Des accomplissements sportifs peuvent participer au prestige d’un État et diffuser une image positive auprès de l’opinion publique internationale, renforçant ainsi ce qui, en politique internationale, est connu sous le nom de soft power (puissance douce), c’est-à-dire la capacité pour un État d’utiliser son influence politique, économique ou culturelle pour peser sur les actions ou abstentions de ses pairs. Il est donc possible que le prestige footbalistique de l’Espagne nous conduise inconsciemment à modifier positivement notre image de ce pays pourtant en difficulté financière.
L’instrumentalisation politique du sport peut avoir des retombées positives ou négatives sur les relations internationales, mais ne sera jamais qu’un prétexte à des évolutions préalablement voulues par les États. En effet, lorsqu’entre deux États la situation politique est tendue, le sport peut servir de vecteur de rapprochement à condition qu’il existe une réelle volonté d’évolution. Le sport sert alors de prétexte pour déclencher la reprise des relations cordiales, mais doit s’inscrire dans une stratégie globale.
L’organisation de l’événement elle-même nécessite une dialogue diplomatique : il faut déterminer la date et le lieu de la rencontre en tenant compte des intérêts politiques de tous les États participants et il faut ajuster à l’ampleur politique de l’événement le grade des dignitaires qui s’y rendront. La présence de diplomates à cette occasion donnera en effet lieu à des discussions informelles, très libres et sans enjeu officiel, ce qui facilite les prises de contact.
L’Inde et le Pakistan sont de grands adeptes de cette méthode : leur enthousiasme commun pour le cricket permet une grande médiatisation et une instrumentalisation politique des matchs les opposants, ce qui a conduit jusqu’en 2005 à de remarquables rapprochements entre ces deux États malgré l’importance de leurs désaccords.
Le ping-pong a également joué un rôle important dans l’histoire de la diplomatie : alors que la Guerre Froide limitait tout contact direct entre les grandes puissances, l’équipe américaine de ping-pong fut invitée en 1971 à se rendre une semaine en Chine. Un an plus tard, ce fut au tour du Président Nixon de rendre visite à Mao Zedong, incitant alors le Premier Ministre chinois à affirmer que « jamais auparavant dans l’Histoire le sport n’avait été utilisé si efficacement au service de la diplomatie internationale ». En novembre 2011, le ping-pong conduisit à nouveau des puissances rivales à se rassembler lors d’un événement sportif au Qatar, où furent invités (entre autre) la Corée du Nord et la Corée du Sud, l’Inde et le Pakistan, la Chine et les Etats-Unis.

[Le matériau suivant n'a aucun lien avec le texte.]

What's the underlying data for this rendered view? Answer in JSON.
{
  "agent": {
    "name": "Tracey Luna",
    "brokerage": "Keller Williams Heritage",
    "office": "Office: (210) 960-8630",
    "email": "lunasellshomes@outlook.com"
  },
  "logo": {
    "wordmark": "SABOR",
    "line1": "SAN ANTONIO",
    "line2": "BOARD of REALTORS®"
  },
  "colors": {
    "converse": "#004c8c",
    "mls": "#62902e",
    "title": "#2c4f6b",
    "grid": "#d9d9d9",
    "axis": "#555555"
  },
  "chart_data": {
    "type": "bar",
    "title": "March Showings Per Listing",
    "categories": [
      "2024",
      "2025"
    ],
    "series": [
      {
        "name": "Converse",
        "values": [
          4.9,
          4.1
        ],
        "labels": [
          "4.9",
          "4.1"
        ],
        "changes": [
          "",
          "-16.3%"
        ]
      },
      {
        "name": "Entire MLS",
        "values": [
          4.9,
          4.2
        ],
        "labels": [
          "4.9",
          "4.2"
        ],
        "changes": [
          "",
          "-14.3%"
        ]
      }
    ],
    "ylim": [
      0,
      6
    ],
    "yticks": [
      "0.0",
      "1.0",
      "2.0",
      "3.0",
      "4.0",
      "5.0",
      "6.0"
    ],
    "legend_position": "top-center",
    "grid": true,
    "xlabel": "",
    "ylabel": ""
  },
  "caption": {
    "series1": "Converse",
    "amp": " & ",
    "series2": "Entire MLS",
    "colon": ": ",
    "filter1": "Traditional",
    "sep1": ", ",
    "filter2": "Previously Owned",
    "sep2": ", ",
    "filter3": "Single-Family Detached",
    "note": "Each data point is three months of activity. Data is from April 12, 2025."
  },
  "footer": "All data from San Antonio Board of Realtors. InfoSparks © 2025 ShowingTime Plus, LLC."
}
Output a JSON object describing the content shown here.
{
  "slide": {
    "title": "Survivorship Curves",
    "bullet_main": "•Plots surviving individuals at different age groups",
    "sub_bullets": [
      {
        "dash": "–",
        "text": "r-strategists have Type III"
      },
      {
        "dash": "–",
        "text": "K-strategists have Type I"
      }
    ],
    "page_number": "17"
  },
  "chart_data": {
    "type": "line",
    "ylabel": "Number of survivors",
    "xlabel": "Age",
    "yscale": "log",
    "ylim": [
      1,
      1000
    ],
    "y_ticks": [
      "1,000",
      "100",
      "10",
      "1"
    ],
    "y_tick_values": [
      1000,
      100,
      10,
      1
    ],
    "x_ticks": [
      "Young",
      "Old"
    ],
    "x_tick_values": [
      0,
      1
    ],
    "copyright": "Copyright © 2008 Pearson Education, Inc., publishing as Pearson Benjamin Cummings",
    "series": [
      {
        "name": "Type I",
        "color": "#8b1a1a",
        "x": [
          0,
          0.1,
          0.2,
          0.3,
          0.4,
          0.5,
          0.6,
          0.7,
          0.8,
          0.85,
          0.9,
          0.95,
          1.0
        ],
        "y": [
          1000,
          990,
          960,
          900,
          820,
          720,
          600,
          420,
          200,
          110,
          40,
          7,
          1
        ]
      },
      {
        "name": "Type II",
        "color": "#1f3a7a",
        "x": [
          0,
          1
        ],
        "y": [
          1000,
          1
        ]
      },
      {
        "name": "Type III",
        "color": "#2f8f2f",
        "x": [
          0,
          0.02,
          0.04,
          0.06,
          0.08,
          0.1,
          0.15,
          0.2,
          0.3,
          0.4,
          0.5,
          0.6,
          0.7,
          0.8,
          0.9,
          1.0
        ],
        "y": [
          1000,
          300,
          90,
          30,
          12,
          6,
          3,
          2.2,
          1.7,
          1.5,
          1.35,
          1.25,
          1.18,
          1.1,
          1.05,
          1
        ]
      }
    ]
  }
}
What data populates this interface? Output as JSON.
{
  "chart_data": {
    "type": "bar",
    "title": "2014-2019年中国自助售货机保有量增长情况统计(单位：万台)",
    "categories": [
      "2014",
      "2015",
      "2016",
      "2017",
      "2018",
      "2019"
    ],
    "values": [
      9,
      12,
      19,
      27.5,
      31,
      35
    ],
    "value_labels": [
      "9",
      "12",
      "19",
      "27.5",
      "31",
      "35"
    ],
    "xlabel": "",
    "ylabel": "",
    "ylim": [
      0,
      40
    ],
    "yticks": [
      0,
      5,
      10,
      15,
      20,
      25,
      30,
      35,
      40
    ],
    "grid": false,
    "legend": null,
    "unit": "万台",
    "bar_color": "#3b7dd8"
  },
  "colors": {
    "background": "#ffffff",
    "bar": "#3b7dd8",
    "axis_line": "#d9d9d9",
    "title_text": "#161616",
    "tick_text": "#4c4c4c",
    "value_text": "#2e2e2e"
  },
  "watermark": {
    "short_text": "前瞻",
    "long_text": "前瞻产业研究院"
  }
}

Le sport, grand sauveur de l’humanité ? Pas sûr !
Mais si le sport peut aider à la résolution de conflits, il peut également les entériner, voire les aggraver, comme ce fut le cas pour « la guerre du foot ». En 1969, les matchs de la Coupe du Monde de football entre le Honduras et le Salvador ont été l’élément déclencheur d’une guerre de quatre jours qui a causé la mort de 2 000 personnes. Un conflit territorial opposait les deux États depuis plus de 30 ans et les avait conduits à cesser toute relation diplomatique, mais le hasard du tirage au sort de la Coupe du Monde les ayant désigné comme adversaire, les enjeux politiques furent exacerbés par la fierté nationaliste issue du sport.
Autre exemple (moins sanglant) de l’instrumentalisation du sport pour des motifs diplomatique, le hockey sur glace fut un terrain d’affrontement entre les blocs Est et Ouest pendant toute la durée de la Guerre Froide. Plusieurs compétitions ont été boycottées en réponse à des événements géopolitiques : l’invasion de la Hongrie, en 1957, ont poussé les États-Unis et le Canada à ne pas participer aux Championnats du monde à Moscou, puis en 1962 et à cause de la construction du mur de Berlin l’équipe de la RDA n’a pas eu l’autorisation de se rendre aux États-Unis pour disputer les Championnats du monde. Dans les années 70 et 80, parallèlement au dégel des relations entre les blocs, de nombreux matchs sont disputés entre l’URSS et les États-Unis ou le Canada, jusqu’au très célèbre match du Miracle sur glace où, contre toute attente, les États-Unis ont battu l’URSS lors du tournoi olympique.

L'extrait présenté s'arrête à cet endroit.